For fun, I then rewrote it in Rust:

use rand::rngs::ThreadRng;
use rand::seq::SliceRandom;
use rand::thread_rng;
use rand::Rng;
use std::env;

fn pick_monster(mut rng: &mut ThreadRng, monsters: &[i32], queue: &[i32]) -> i32 {
    let pick = monsters.choose(&mut rng).unwrap();
    if *pick == 1 {
        1
    } else if !queue.contains(pick) {
        *pick
    } else {
        let r: f32 = rng.gen();
        if r < 0.25 {
            *pick
        } else {
            pick_monster(rng, monsters, queue)
        }
    }
}

fn add_queue(queue: &mut Vec<i32>, pick: i32) {
    if queue.len() == 5 {
        queue.remove(0);
    }
    queue.push(pick);
}

fn calc(n: i32) -> f32 {
    let mut queue: Vec<i32> = Vec::with_capacity(5);
    // 5 encounter zone
    // plus two copies, ignore queue
    let monsters = vec![1, 1, 1, 2, 3, 4, 5];

    let mut rng = thread_rng();
    let mut count = 0;
    for _ in 0..n {
        let pick = pick_monster(&mut rng, &monsters, &queue);
        if pick == 1 {
            count += 1;
        }
        add_queue(&mut queue, pick);
    }
    count as f32 / n as f32
}

fn main() {
    let args: Vec<String> = env::args().collect();
    let default_iter = 1_000_000;
    let iterations: i32 = if args.len() < 2 {
        default_iter
    } else {
        args[1].parse().unwrap_or(default_iter)
    };
    let avg = calc(iterations);
    println!("{}", avg);
}

Note the similarity in functions: both scripts have the same structure.
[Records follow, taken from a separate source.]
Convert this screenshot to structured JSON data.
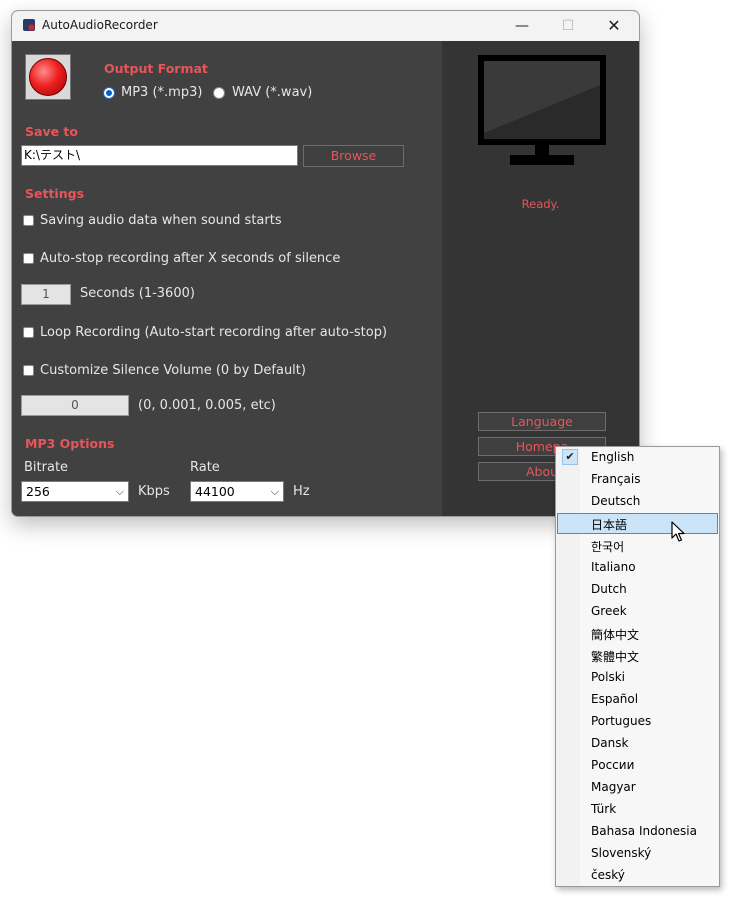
{
  "window": {
    "title": "AutoAudioRecorder",
    "controls": {
      "minimize": "—",
      "maximize": "☐",
      "close": "✕"
    }
  },
  "output_format": {
    "title": "Output Format",
    "options": [
      {
        "label": "MP3 (*.mp3)",
        "selected": true
      },
      {
        "label": "WAV (*.wav)",
        "selected": false
      }
    ]
  },
  "save_to": {
    "title": "Save to",
    "path": "K:\\テスト\\",
    "browse_label": "Browse"
  },
  "settings": {
    "title": "Settings",
    "saving_on_sound": {
      "label": "Saving audio data when sound starts",
      "checked": false
    },
    "auto_stop": {
      "label": "Auto-stop recording after X seconds of silence",
      "checked": false
    },
    "seconds_value": "1",
    "seconds_label": "Seconds (1-3600)",
    "loop": {
      "label": "Loop Recording (Auto-start recording after auto-stop)",
      "checked": false
    },
    "silence_volume": {
      "label": "Customize Silence Volume (0 by Default)",
      "checked": false
    },
    "silence_value": "0",
    "silence_hint": "(0, 0.001, 0.005, etc)"
  },
  "mp3_options": {
    "title": "MP3 Options",
    "bitrate_label": "Bitrate",
    "bitrate_value": "256",
    "bitrate_unit": "Kbps",
    "rate_label": "Rate",
    "rate_value": "44100",
    "rate_unit": "Hz"
  },
  "side_panel": {
    "status": "Ready.",
    "language_button": "Language",
    "homepage_button": "Homepa",
    "about_button": "Abou"
  },
  "language_menu": {
    "items": [
      {
        "label": "English",
        "checked": true
      },
      {
        "label": "Français"
      },
      {
        "label": "Deutsch"
      },
      {
        "label": "日本語",
        "highlighted": true
      },
      {
        "label": "한국어"
      },
      {
        "label": "Italiano"
      },
      {
        "label": "Dutch"
      },
      {
        "label": "Greek"
      },
      {
        "label": "簡体中文"
      },
      {
        "label": "繁體中文"
      },
      {
        "label": "Polski"
      },
      {
        "label": "Español"
      },
      {
        "label": "Portugues"
      },
      {
        "label": "Dansk"
      },
      {
        "label": "России"
      },
      {
        "label": "Magyar"
      },
      {
        "label": "Türk"
      },
      {
        "label": "Bahasa Indonesia"
      },
      {
        "label": "Slovenský"
      },
      {
        "label": "český"
      }
    ]
  },
  "colors": {
    "accent": "#e8555a",
    "panel_left": "#414141",
    "panel_right": "#343434",
    "menu_highlight": "#cce4f7"
  }
}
However, the Rust script runs a lot faster: running in release mode takes 0.15 seconds for the same million iterations. This is a nearly 50x improvement!

The Rust script can presumably be further optimised. I tried swapping out the Vec for a VecDeque as each iteration (past the first five) we remove an entry from the start, but this wound up slower, possibly due to contains being less efficient.